Not only does the Pro-Tracker® system not interfere with ethical shots, but numerous wounded loss studies have shown just how much it is needed in bowhunting. According to one study done by the Oklahoma Fish and Wildlife Agency, 50% of deer that were shot were never recovered.
There are many reasons why it could become nearly impossible to recover an animal. Sometimes game only bleed internally and don’t leave a blood trail, or flee into impossible terrain. Sometimes the weather takes a sudden turn.
Whatever the reason, the Pro-Tracker® System is designed to overcome these obstacles and recover the animal without detracting from the method in which you choose to hunt. Whether in a tree stand, ground blind, or stalking your favorite game, the Pro-Tracker® System is the one sure method for the ethical recovery of all wounded game.
Q. Is the Pro-Tracker® Legal in my State?
A. ‡ Indicates states where we believe based on our reading of the State regulations the use of the Pro-Tracker System are prohibited. In no way is this considered to be a legal opinion.
‡ Alaska: No
Arizona: Use at your own discretion (unlawful to use electronic night vision equipment, electronically enhanced light-gathering devices, thermal imaging devices or laser sights; except for devices such as laser range finders, scopes with self illuminating reticles, and fiber optic sights with self-illuminating sights or pins that do not project a visible light onto an animal. I is unlawful to use tracking devices to aid in the taking of wild game).

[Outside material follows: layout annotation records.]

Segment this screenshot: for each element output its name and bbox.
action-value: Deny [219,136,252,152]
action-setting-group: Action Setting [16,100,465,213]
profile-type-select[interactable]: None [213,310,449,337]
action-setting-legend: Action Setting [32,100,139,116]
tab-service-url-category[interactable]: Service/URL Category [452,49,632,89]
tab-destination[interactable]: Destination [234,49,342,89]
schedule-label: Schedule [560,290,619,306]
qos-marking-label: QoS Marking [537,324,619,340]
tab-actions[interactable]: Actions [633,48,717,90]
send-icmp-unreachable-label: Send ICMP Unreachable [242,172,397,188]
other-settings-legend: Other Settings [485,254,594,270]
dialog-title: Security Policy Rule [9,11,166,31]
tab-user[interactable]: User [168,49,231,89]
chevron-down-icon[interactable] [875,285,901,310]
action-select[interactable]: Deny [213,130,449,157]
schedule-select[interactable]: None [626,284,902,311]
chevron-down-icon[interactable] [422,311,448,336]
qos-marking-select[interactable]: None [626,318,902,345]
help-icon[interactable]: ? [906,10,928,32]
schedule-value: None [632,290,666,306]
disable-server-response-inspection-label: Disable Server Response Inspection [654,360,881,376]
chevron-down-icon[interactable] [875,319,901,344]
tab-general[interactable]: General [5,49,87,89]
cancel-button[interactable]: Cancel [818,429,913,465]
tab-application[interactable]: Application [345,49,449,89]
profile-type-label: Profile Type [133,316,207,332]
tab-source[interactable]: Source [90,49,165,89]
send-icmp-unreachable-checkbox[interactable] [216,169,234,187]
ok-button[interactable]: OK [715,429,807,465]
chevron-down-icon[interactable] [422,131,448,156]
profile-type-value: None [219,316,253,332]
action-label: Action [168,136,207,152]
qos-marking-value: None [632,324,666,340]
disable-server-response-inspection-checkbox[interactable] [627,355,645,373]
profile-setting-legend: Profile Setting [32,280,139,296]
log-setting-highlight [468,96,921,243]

‡ Arkansas: No (It is unlawful to use electronic tracking devices to locate wildlife or computer assisted hunting equipment)

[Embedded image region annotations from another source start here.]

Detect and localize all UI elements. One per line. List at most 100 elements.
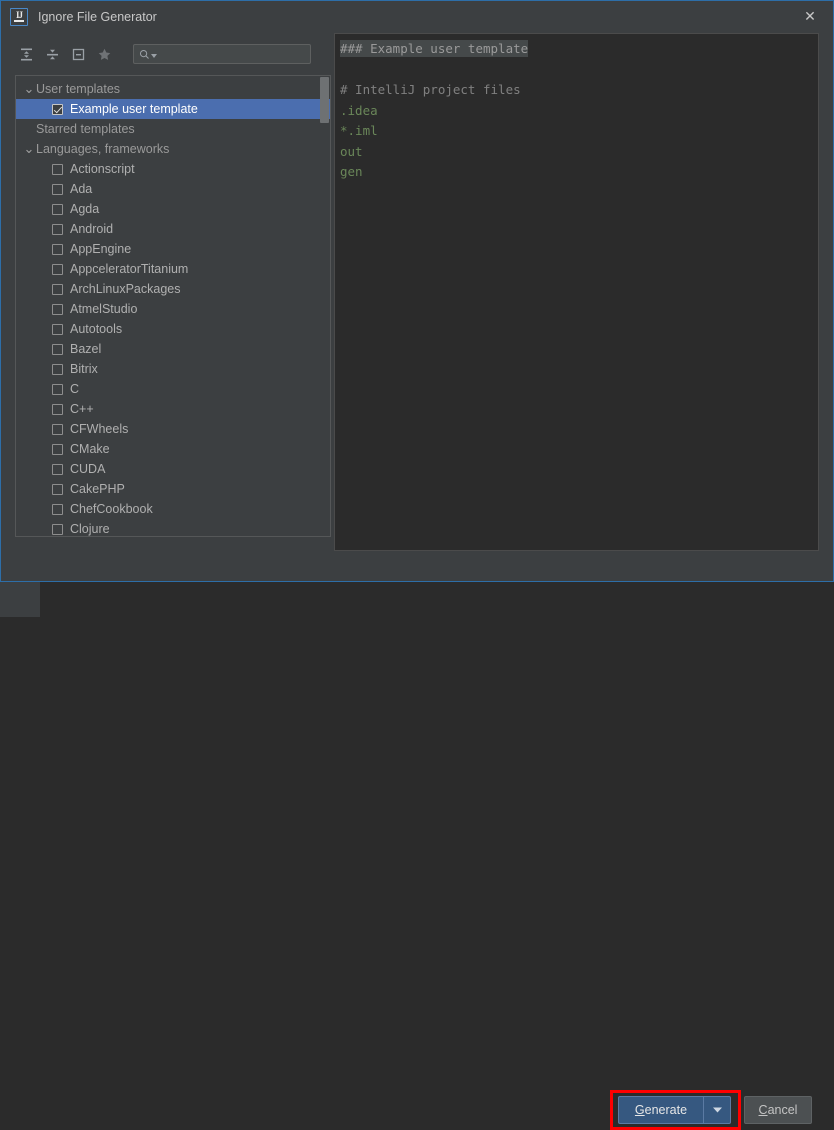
preview-line-text: *.iml xyxy=(340,123,378,138)
tree-item-checkbox[interactable] xyxy=(52,363,63,375)
tree-item-actionscript[interactable]: Actionscript xyxy=(16,159,330,179)
tree-item-label: Example user template xyxy=(70,102,198,116)
tree-item-label: Bitrix xyxy=(70,362,98,376)
tree-item-autotools[interactable]: Autotools xyxy=(16,319,330,339)
dialog-titlebar: IJ Ignore File Generator ✕ xyxy=(1,1,833,33)
tree-item-bazel[interactable]: Bazel xyxy=(16,339,330,359)
tree-toolbar xyxy=(15,39,333,69)
chevron-down-icon[interactable] xyxy=(151,53,157,59)
template-preview-editor[interactable]: ### Example user template # IntelliJ proj… xyxy=(334,33,819,551)
tree-item-chefcookbook[interactable]: ChefCookbook xyxy=(16,499,330,519)
tree-item-checkbox[interactable] xyxy=(52,423,63,435)
tree-item-archlinuxpackages[interactable]: ArchLinuxPackages xyxy=(16,279,330,299)
tree-item-checkbox[interactable] xyxy=(52,283,63,295)
tree-item-agda[interactable]: Agda xyxy=(16,199,330,219)
tree-item-appceleratortitanium[interactable]: AppceleratorTitanium xyxy=(16,259,330,279)
tree-item-label: CFWheels xyxy=(70,422,129,436)
preview-line: .idea xyxy=(340,101,818,122)
search-field[interactable] xyxy=(133,44,311,64)
tree-item-starred-templates[interactable]: Starred templates xyxy=(16,119,330,139)
tree-item-cakephp[interactable]: CakePHP xyxy=(16,479,330,499)
tree-item-label: AppEngine xyxy=(70,242,132,256)
tree-item-c[interactable]: C++ xyxy=(16,399,330,419)
preview-line-text: ### Example user template xyxy=(340,40,529,57)
tree-item-checkbox[interactable] xyxy=(52,223,63,235)
search-icon xyxy=(139,49,149,59)
tree-item-checkbox[interactable] xyxy=(52,383,63,395)
tree-item-checkbox[interactable] xyxy=(52,343,63,355)
tree-item-checkbox[interactable] xyxy=(52,403,63,415)
tree-item-checkbox[interactable] xyxy=(52,323,63,335)
dialog-content: ⌄ User templates Example user template Star… xyxy=(1,33,833,1130)
preview-line-text: gen xyxy=(340,164,363,179)
tree-item-android[interactable]: Android xyxy=(16,219,330,239)
tree-scrollbar-thumb[interactable] xyxy=(320,77,329,123)
tree-item-label: User templates xyxy=(36,82,121,96)
tree-item-checkbox[interactable] xyxy=(52,483,63,495)
tree-item-label: Android xyxy=(70,222,114,236)
tree-item-label: C xyxy=(70,382,80,396)
tree-item-user-templates[interactable]: ⌄ User templates xyxy=(16,79,330,99)
tree-item-cfwheels[interactable]: CFWheels xyxy=(16,419,330,439)
preview-line: # IntelliJ project files xyxy=(340,80,818,101)
chevron-down-icon xyxy=(712,1107,722,1113)
tree-item-label: Bazel xyxy=(70,342,102,356)
tree-item-checkbox[interactable] xyxy=(52,523,63,535)
tree-item-c[interactable]: C xyxy=(16,379,330,399)
tree-item-checkbox[interactable] xyxy=(52,103,63,115)
tree-item-languages-frameworks[interactable]: ⌄ Languages, frameworks xyxy=(16,139,330,159)
tree-item-appengine[interactable]: AppEngine xyxy=(16,239,330,259)
tree-item-label: ArchLinuxPackages xyxy=(70,282,181,296)
tree-item-label: CakePHP xyxy=(70,482,125,496)
tree-item-cuda[interactable]: CUDA xyxy=(16,459,330,479)
tree-scrollbar[interactable] xyxy=(320,77,329,535)
generate-dropdown-button[interactable] xyxy=(703,1096,731,1124)
expand-all-icon[interactable] xyxy=(15,43,37,65)
tree-item-example-user-template[interactable]: Example user template xyxy=(16,99,330,119)
tree-item-label: C++ xyxy=(70,402,94,416)
chevron-down-icon[interactable]: ⌄ xyxy=(22,82,36,95)
tree-item-label: Languages, frameworks xyxy=(36,142,170,156)
tree-item-checkbox[interactable] xyxy=(52,163,63,175)
tree-item-checkbox[interactable] xyxy=(52,443,63,455)
preview-line-text: out xyxy=(340,143,363,159)
tree-item-label: Agda xyxy=(70,202,100,216)
ignore-file-generator-dialog: IJ Ignore File Generator ✕ ⌄ User templa… xyxy=(0,0,834,1130)
preview-line: ### Example user template xyxy=(340,39,818,60)
close-icon[interactable]: ✕ xyxy=(787,1,833,32)
collapse-all-icon[interactable] xyxy=(41,43,63,65)
tree-item-checkbox[interactable] xyxy=(52,183,63,195)
tree-item-atmelstudio[interactable]: AtmelStudio xyxy=(16,299,330,319)
intellij-idea-icon-text: IJ xyxy=(15,10,23,20)
unselect-all-icon[interactable] xyxy=(67,43,89,65)
tree-item-label: CUDA xyxy=(70,462,106,476)
star-icon[interactable] xyxy=(93,43,115,65)
tree-item-label: AtmelStudio xyxy=(70,302,138,316)
tree-item-label: Clojure xyxy=(70,522,110,536)
tree-item-checkbox[interactable] xyxy=(52,203,63,215)
tree-item-label: Ada xyxy=(70,182,93,196)
templates-tree: ⌄ User templates Example user template Star… xyxy=(16,76,330,536)
tree-item-checkbox[interactable] xyxy=(52,303,63,315)
dialog-button-bar: Generate Cancel xyxy=(1,551,833,1130)
tree-item-label: Actionscript xyxy=(70,162,135,176)
tree-item-checkbox[interactable] xyxy=(52,263,63,275)
cancel-button-label: Cancel xyxy=(758,1103,798,1117)
tree-item-clojure[interactable]: Clojure xyxy=(16,519,330,536)
cancel-button[interactable]: Cancel xyxy=(744,1096,812,1124)
tree-item-ada[interactable]: Ada xyxy=(16,179,330,199)
tree-item-label: Autotools xyxy=(70,322,123,336)
generate-button-label: Generate xyxy=(634,1103,688,1117)
tree-item-cmake[interactable]: CMake xyxy=(16,439,330,459)
generate-button[interactable]: Generate xyxy=(618,1096,703,1124)
page-title: Ignore File Generator xyxy=(38,10,157,24)
tree-item-checkbox[interactable] xyxy=(52,243,63,255)
intellij-idea-icon-bar xyxy=(14,20,24,22)
tree-item-label: Starred templates xyxy=(36,122,135,136)
chevron-down-icon[interactable]: ⌄ xyxy=(22,142,36,155)
tree-item-bitrix[interactable]: Bitrix xyxy=(16,359,330,379)
tree-item-checkbox[interactable] xyxy=(52,463,63,475)
search-input[interactable] xyxy=(160,47,304,61)
tree-item-checkbox[interactable] xyxy=(52,503,63,515)
templates-panel: ⌄ User templates Example user template Star… xyxy=(15,39,333,537)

California: Use at own discretion (has several municipalities, most of which have their own additions or addendums in regards to legal hunting equipment)

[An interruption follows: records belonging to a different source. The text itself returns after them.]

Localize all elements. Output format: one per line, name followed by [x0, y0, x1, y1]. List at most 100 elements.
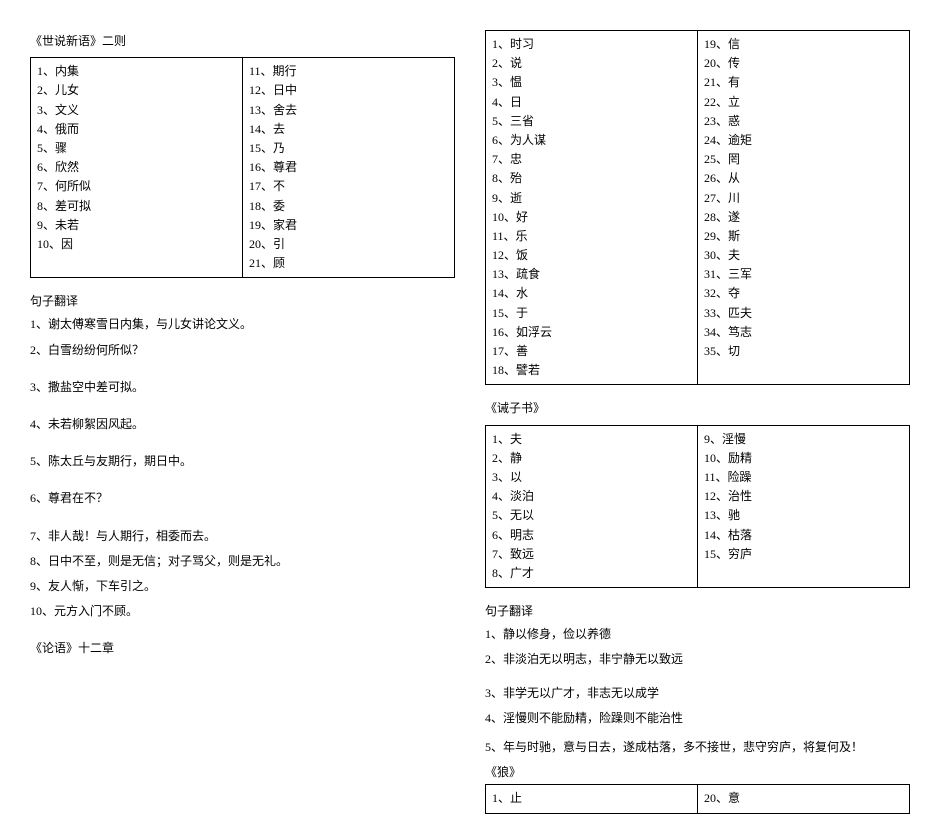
vocab-item: 14、枯落	[704, 526, 903, 545]
vocab-item: 32、夺	[704, 284, 903, 303]
vocab-col-2: 19、信 20、传 21、有 22、立 23、惑 24、逾矩 25、罔 26、从…	[697, 31, 909, 384]
vocab-item: 6、为人谋	[492, 131, 691, 150]
vocab-item: 9、未若	[37, 216, 236, 235]
sentence-item: 6、尊君在不？	[30, 489, 455, 508]
sentence-item: 1、静以修身，俭以养德	[485, 625, 910, 644]
vocab-item: 33、匹夫	[704, 304, 903, 323]
vocab-item: 15、乃	[249, 139, 448, 158]
vocab-item: 8、差可拟	[37, 197, 236, 216]
sentence-item: 4、未若柳絮因风起。	[30, 415, 455, 434]
sentence-item: 1、谢太傅寒雪日内集，与儿女讲论文义。	[30, 315, 455, 334]
vocab-item: 23、惑	[704, 112, 903, 131]
sentence-item: 8、日中不至，则是无信；对子骂父，则是无礼。	[30, 552, 455, 571]
vocab-col-1: 1、时习 2、说 3、愠 4、日 5、三省 6、为人谋 7、忠 8、殆 9、逝 …	[486, 31, 697, 384]
vocab-item: 20、意	[704, 789, 903, 808]
sentence-item: 3、撒盐空中差可拟。	[30, 378, 455, 397]
vocab-table-shishuo: 1、内集 2、儿女 3、文义 4、俄而 5、骤 6、欣然 7、何所似 8、差可拟…	[30, 57, 455, 278]
vocab-item: 5、无以	[492, 506, 691, 525]
sentence-item: 2、白雪纷纷何所似？	[30, 341, 455, 360]
vocab-table-jiezi: 1、夫 2、静 3、以 4、淡泊 5、无以 6、明志 7、致远 8、广才 9、淫…	[485, 425, 910, 589]
section-title-lunyu: 《论语》十二章	[30, 639, 455, 658]
vocab-col-1: 1、止	[486, 785, 697, 812]
vocab-item: 4、日	[492, 93, 691, 112]
section-title-lang: 《狼》	[485, 763, 910, 782]
vocab-item: 25、罔	[704, 150, 903, 169]
vocab-item: 18、譬若	[492, 361, 691, 380]
vocab-item: 6、欣然	[37, 158, 236, 177]
vocab-table-lang: 1、止 20、意	[485, 784, 910, 813]
vocab-item: 5、三省	[492, 112, 691, 131]
sentence-item: 5、年与时驰，意与日去，遂成枯落，多不接世，悲守穷庐，将复何及！	[485, 738, 910, 757]
vocab-item: 27、川	[704, 189, 903, 208]
vocab-item: 13、疏食	[492, 265, 691, 284]
vocab-item: 24、逾矩	[704, 131, 903, 150]
sentence-translation-header: 句子翻译	[30, 292, 455, 311]
section-title-jiezi: 《诫子书》	[485, 399, 910, 418]
vocab-item: 12、日中	[249, 81, 448, 100]
vocab-item: 16、如浮云	[492, 323, 691, 342]
vocab-item: 12、治性	[704, 487, 903, 506]
vocab-item: 4、俄而	[37, 120, 236, 139]
vocab-item: 4、淡泊	[492, 487, 691, 506]
sentence-translation-header: 句子翻译	[485, 602, 910, 621]
vocab-col-2: 20、意	[697, 785, 909, 812]
sentence-item: 7、非人哉！与人期行，相委而去。	[30, 527, 455, 546]
vocab-item: 28、遂	[704, 208, 903, 227]
vocab-item: 19、信	[704, 35, 903, 54]
vocab-item: 12、饭	[492, 246, 691, 265]
vocab-item: 9、淫慢	[704, 430, 903, 449]
vocab-item: 11、乐	[492, 227, 691, 246]
vocab-item: 3、文义	[37, 101, 236, 120]
vocab-item: 1、内集	[37, 62, 236, 81]
vocab-item: 7、致远	[492, 545, 691, 564]
vocab-item: 7、忠	[492, 150, 691, 169]
vocab-item: 15、于	[492, 304, 691, 323]
vocab-item: 31、三军	[704, 265, 903, 284]
vocab-item: 17、不	[249, 177, 448, 196]
vocab-item: 8、广才	[492, 564, 691, 583]
vocab-item: 13、舍去	[249, 101, 448, 120]
vocab-col-1: 1、内集 2、儿女 3、文义 4、俄而 5、骤 6、欣然 7、何所似 8、差可拟…	[31, 58, 242, 277]
sentence-item: 4、淫慢则不能励精，险躁则不能治性	[485, 709, 910, 728]
vocab-item: 1、夫	[492, 430, 691, 449]
vocab-item: 14、去	[249, 120, 448, 139]
vocab-item: 1、止	[492, 789, 691, 808]
sentence-item: 5、陈太丘与友期行，期日中。	[30, 452, 455, 471]
vocab-item: 20、传	[704, 54, 903, 73]
vocab-item: 26、从	[704, 169, 903, 188]
vocab-item: 13、驰	[704, 506, 903, 525]
vocab-item: 14、水	[492, 284, 691, 303]
vocab-item: 29、斯	[704, 227, 903, 246]
vocab-table-lunyu: 1、时习 2、说 3、愠 4、日 5、三省 6、为人谋 7、忠 8、殆 9、逝 …	[485, 30, 910, 385]
vocab-col-2: 11、期行 12、日中 13、舍去 14、去 15、乃 16、尊君 17、不 1…	[242, 58, 454, 277]
vocab-item: 35、切	[704, 342, 903, 361]
vocab-item: 30、夫	[704, 246, 903, 265]
vocab-item: 10、好	[492, 208, 691, 227]
vocab-col-1: 1、夫 2、静 3、以 4、淡泊 5、无以 6、明志 7、致远 8、广才	[486, 426, 697, 588]
vocab-item: 3、以	[492, 468, 691, 487]
vocab-item: 16、尊君	[249, 158, 448, 177]
vocab-item: 21、顾	[249, 254, 448, 273]
vocab-item: 20、引	[249, 235, 448, 254]
sentence-item: 2、非淡泊无以明志，非宁静无以致远	[485, 650, 910, 669]
section-title-shishuo: 《世说新语》二则	[30, 32, 455, 51]
vocab-item: 5、骤	[37, 139, 236, 158]
vocab-item: 10、励精	[704, 449, 903, 468]
vocab-item: 10、因	[37, 235, 236, 254]
vocab-item: 2、静	[492, 449, 691, 468]
vocab-item: 11、期行	[249, 62, 448, 81]
vocab-item: 6、明志	[492, 526, 691, 545]
sentence-item: 9、友人惭，下车引之。	[30, 577, 455, 596]
vocab-item: 2、儿女	[37, 81, 236, 100]
vocab-item: 2、说	[492, 54, 691, 73]
vocab-item: 21、有	[704, 73, 903, 92]
vocab-item: 3、愠	[492, 73, 691, 92]
vocab-item: 15、穷庐	[704, 545, 903, 564]
sentence-item: 10、元方入门不顾。	[30, 602, 455, 621]
vocab-item: 22、立	[704, 93, 903, 112]
vocab-item: 9、逝	[492, 189, 691, 208]
vocab-item: 34、笃志	[704, 323, 903, 342]
vocab-item: 19、家君	[249, 216, 448, 235]
vocab-col-2: 9、淫慢 10、励精 11、险躁 12、治性 13、驰 14、枯落 15、穷庐	[697, 426, 909, 588]
vocab-item: 18、委	[249, 197, 448, 216]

Colorado: Use at own discretion (Colorado does have specific restrictions in regards to battery operated equipment on bows and arrows. Tracking devices, specifically, are not mentioned in the regulatory manual).
Georgia: Use at own discretion (it is unlawful to kill or cripple game without reasonable efforts to retrieve. Unlawful to use electronic communications equipment to aid in the pursuit of game).
‡ Idaho: No (cannot take big game with aid of radio telemetry)
Illinois: No (electronic devices, including but not limited to those that use radio telemetry, are not permitted)
Iowa: Use at your own discretion (it is unlawful to use dogs, domestic animals, bait, radios, handguns, rifles and crossbows , automobiles, aircraft, electronic calls or any mechanical conveyance or device to hunt deer. You cannot use a two-way mobile radio transmitter to communicate the location or direction of game or furbearing animals, or to coordinate the movement of other hunters).
‡ Kentucky: No
‡ Minnesota: Yes
‡ Montana: No (electronic or battery-powered devices attached to a hunting bow. – A bow sight or arrow which uses artificial light, luminous chemicals such as tritium, or electronics).
Nevada: No (it is unlawful to hunt any wildlife with an arrow that has any chemical, explosive, or electronic devices attached).
New Hampshire: Yes
New Jersey: Yes
New Mexico: Yes
‡ New York: Yes
‡ North Carolina: Yes
‡ North Dakota: Use at your own discretion (Telescopic sights, range finding devices, battery- powered or electronically lighted sights or other electronic devices attached to the bow, or the arrow, are not permitted (exception: lighted nocks and recording devices which do not aid in range finding, sighting or shooting the bow are permitted). Handheld range finding devices are legal).
‡ Oregon: No (electronic devices may not be attached to bow or arrow).
South Carolina: Yes
‡ South Dakota: Yes
‡ Washington: No (It is unlawful to have any electrical equipment or electric device(s), except for illuminated nocks, attached to the bow or arrow while hunting).
West Virginia: Yes
*Disclaimer: This research was obtained by the staff of Pro-Tracker and is not to be considered a legal representation as to law. When using the Pro-Tracker system the user must assume any responsibility as to the State regulations that they are in. This is only a guide.